President Wilson and First Lady Edith Wilson during the Western Tour

Losing the Peace, by Charles Euchner, offers an intimate, moment-by-moment, narrative of Woodrow Wilson’s last tragic month as an active leader in American politics.

This is the story of a unique figure in American politics, his immense powers of persuasion, the demons that prevented him from compromising or outflanking his opposition, and the defeat of the forces of reform and change in America until the Great Depression and Franklin Roosevelt.

Told in a gripping, cinematic style, Losing the Peace is not just the story of Wilson’s tour to promote the League of Nations. It is also an original, intimate portrait of a complex man who, even when he failed, dramatically shaped the American system and world affairs. It is also a portrait of America that was as unstable and riven with conflict as it is today. By showing the intersection of Wilson and characters he encounters—farmers and workers, ethnic groups, radicals, workers, educated elites, and veterans and their families—the book reveals the United States at one of its greatest periods of change.

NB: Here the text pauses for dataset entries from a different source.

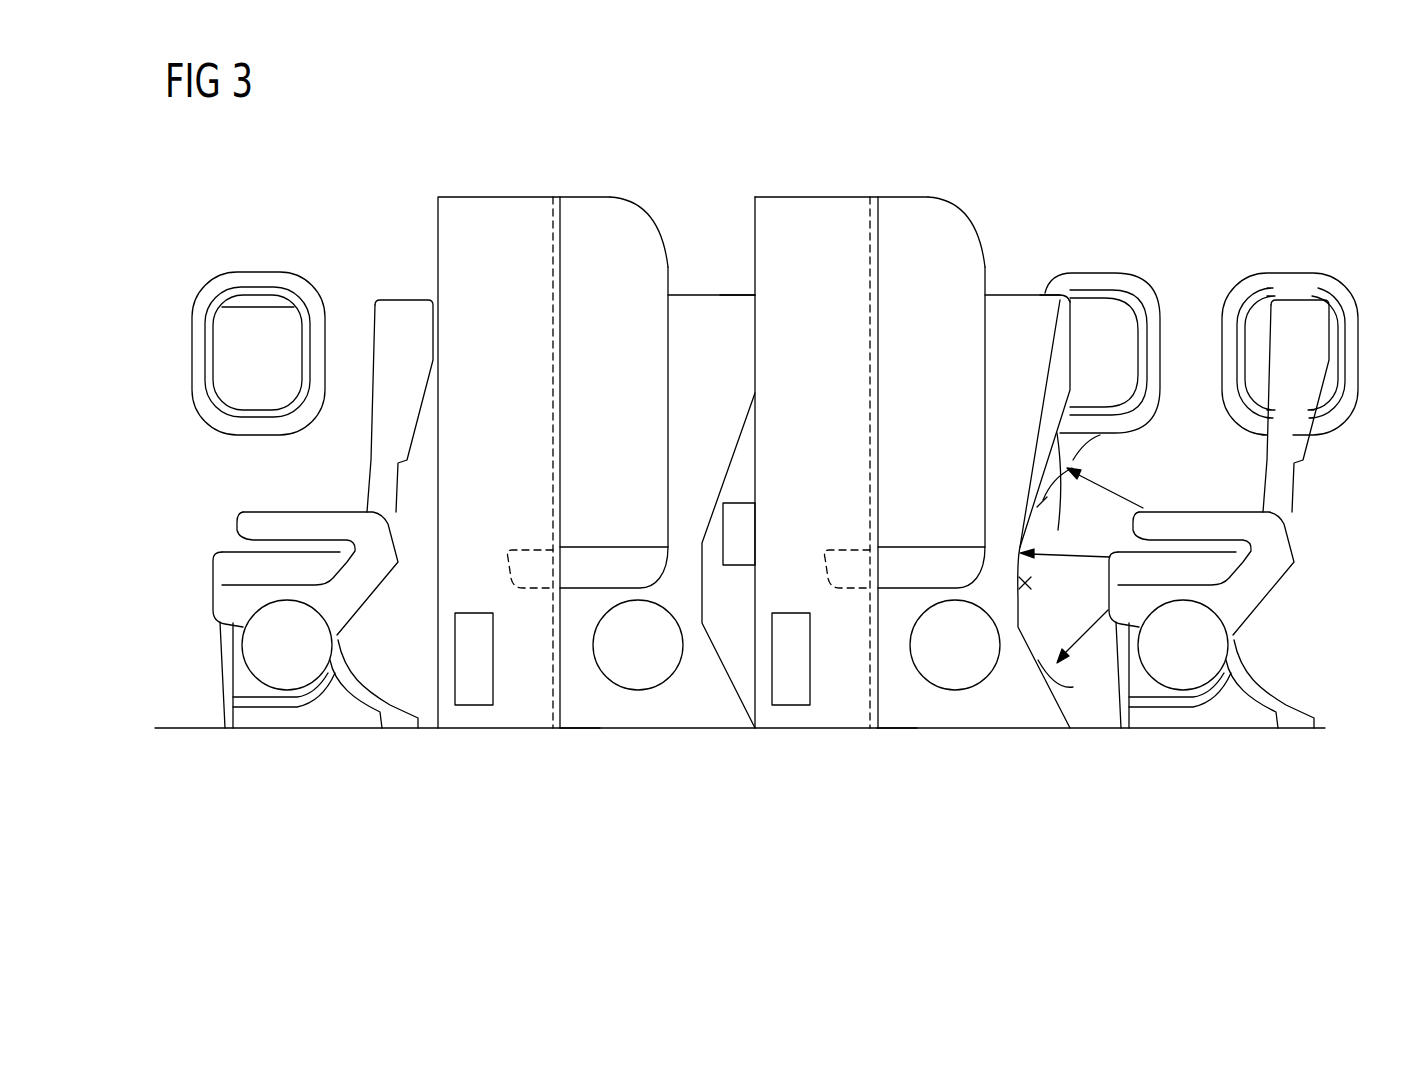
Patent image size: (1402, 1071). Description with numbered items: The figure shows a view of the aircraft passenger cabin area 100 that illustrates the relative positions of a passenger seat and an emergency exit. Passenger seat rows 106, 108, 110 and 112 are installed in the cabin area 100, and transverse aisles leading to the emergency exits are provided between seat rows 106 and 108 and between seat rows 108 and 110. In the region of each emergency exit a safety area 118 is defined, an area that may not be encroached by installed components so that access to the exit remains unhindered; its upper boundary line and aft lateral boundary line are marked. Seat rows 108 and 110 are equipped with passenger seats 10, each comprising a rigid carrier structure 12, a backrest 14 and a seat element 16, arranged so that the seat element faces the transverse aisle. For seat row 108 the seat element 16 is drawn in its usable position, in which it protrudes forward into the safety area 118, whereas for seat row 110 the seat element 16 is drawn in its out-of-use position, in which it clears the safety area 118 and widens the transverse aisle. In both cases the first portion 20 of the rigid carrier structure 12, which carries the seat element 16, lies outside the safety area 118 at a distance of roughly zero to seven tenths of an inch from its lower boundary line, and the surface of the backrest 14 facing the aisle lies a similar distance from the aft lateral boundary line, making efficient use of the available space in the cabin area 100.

The aircraft passenger cabin area 100 is at (1268, 137).
The passenger seat row 106 is at (403, 217).
The passenger seat row 108 is at (732, 197).
The passenger seat row 110 is at (1047, 197).
The passenger seat row 112 is at (1306, 258).
The safety area 118 is at (617, 217).
The passenger seat 10 is at (693, 308).
The backrest 14 is at (730, 308).
The seat element 16 is at (600, 565).
The rigid carrier structure 12 is at (665, 690).
The first portion of the rigid carrier structure 20 is at (582, 622).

Losing the Peace follows Wilson, from stop to stop, as he campaigns for the League. As we see Wilson make his case, we see also the changing face of America—with bitter divisions not only over the League, but also over labor, trade, taxes, race, ethnic groups, immigration policy, and more. These divisions frustrated Wilson’s goal of uniting America; at times, Wilson himself worsened those divisions with his incendiary and uncompromising rhetoric.

Losing the Peace also cuts to Washington, where Lodge strengthened his coalition, and to the rallies of the well financed “truth squads” that rallied the coalition against the treaty. The story also cuts to events elsewhere that affected the tour, including General George Pershing’s triumphant New York parade, the Boston police strike, the nationwide steel strike, the catastrophe of the Spanish flu (which may have hit Wilson in Paris), battles over riots and terrorism, and ongoing developments in Europe where 14 wars still took place as other nations reckoned with the treaty.

This is not just a book about Wilson’s “swing around the circle” or his speeches or even about the Wilson-Lodge rivalry or even about the wobbly new postwar global order.

This is also the story of a nation transformed, not just by the bloodiest war in history, but also by America’s leadership in the world, the swelling power of America’s industrial giants, the decline of labor, the renewed rise of racist ideology, riots and suppression of dissent, and America’s splintering into factions more dangerous than any time since the Civil War.

This is the story of an exhausted political order, too weary to engage the possibilities of preventing war. It’s the story of seething political hatreds—partisan, sectional, ideological, economic—eager for dominance and revenge.

This is the story of a nation struggling to find a new identity as a superpower and the president who wanted to bend that status in new ways.

This is the story of a nation of “hyphenated Americans,” laborers, and blacks, who fought and sacrificed in the war and now saw themselves slipping into second-class citizenship.

This is the story of new technologies—in media, transportation, cities, farms, commerce, and the military—changing the basic logic of American politics and society.

This is the story of a nation fighting to head off foreign entanglements, long after those entanglements had become woven into the global and national fabrics.

Given the stubbornness and skill of the Republican opposition, as well as the national desire to return to “normalcy,” Wilson might have been doomed from the start. Even on his best days, Wilson’s appeals alienated potential allies and undermined the effort to create a majority coalition for a radically new approach to world politics.

Losing the Peace reveals not only a gifted president striving mightily to realize his greatest dream, but also his internal battle against his Shakespearean flaws of hubris, anger, and isolation. Even in tragic failure, though, Wilson’s campaign for the League of Nations transformed American politics.

Woodrow Wilson’s Western Tour displayed Wilson’s audacity and his gifts as an orator and his deep contradictions as a leader and a man. Wilson travels a country he barely knows anymore. He struggles to sell an idea that he calls as revolutionary as the nation itself—to a people eager to return to a world they had before the war. As Wilson faces the American people for the last time, “eye to eye and face to face,” Losing the Peace shows a dynamic, moralizing, oratorical president confront the limits of politics and reform.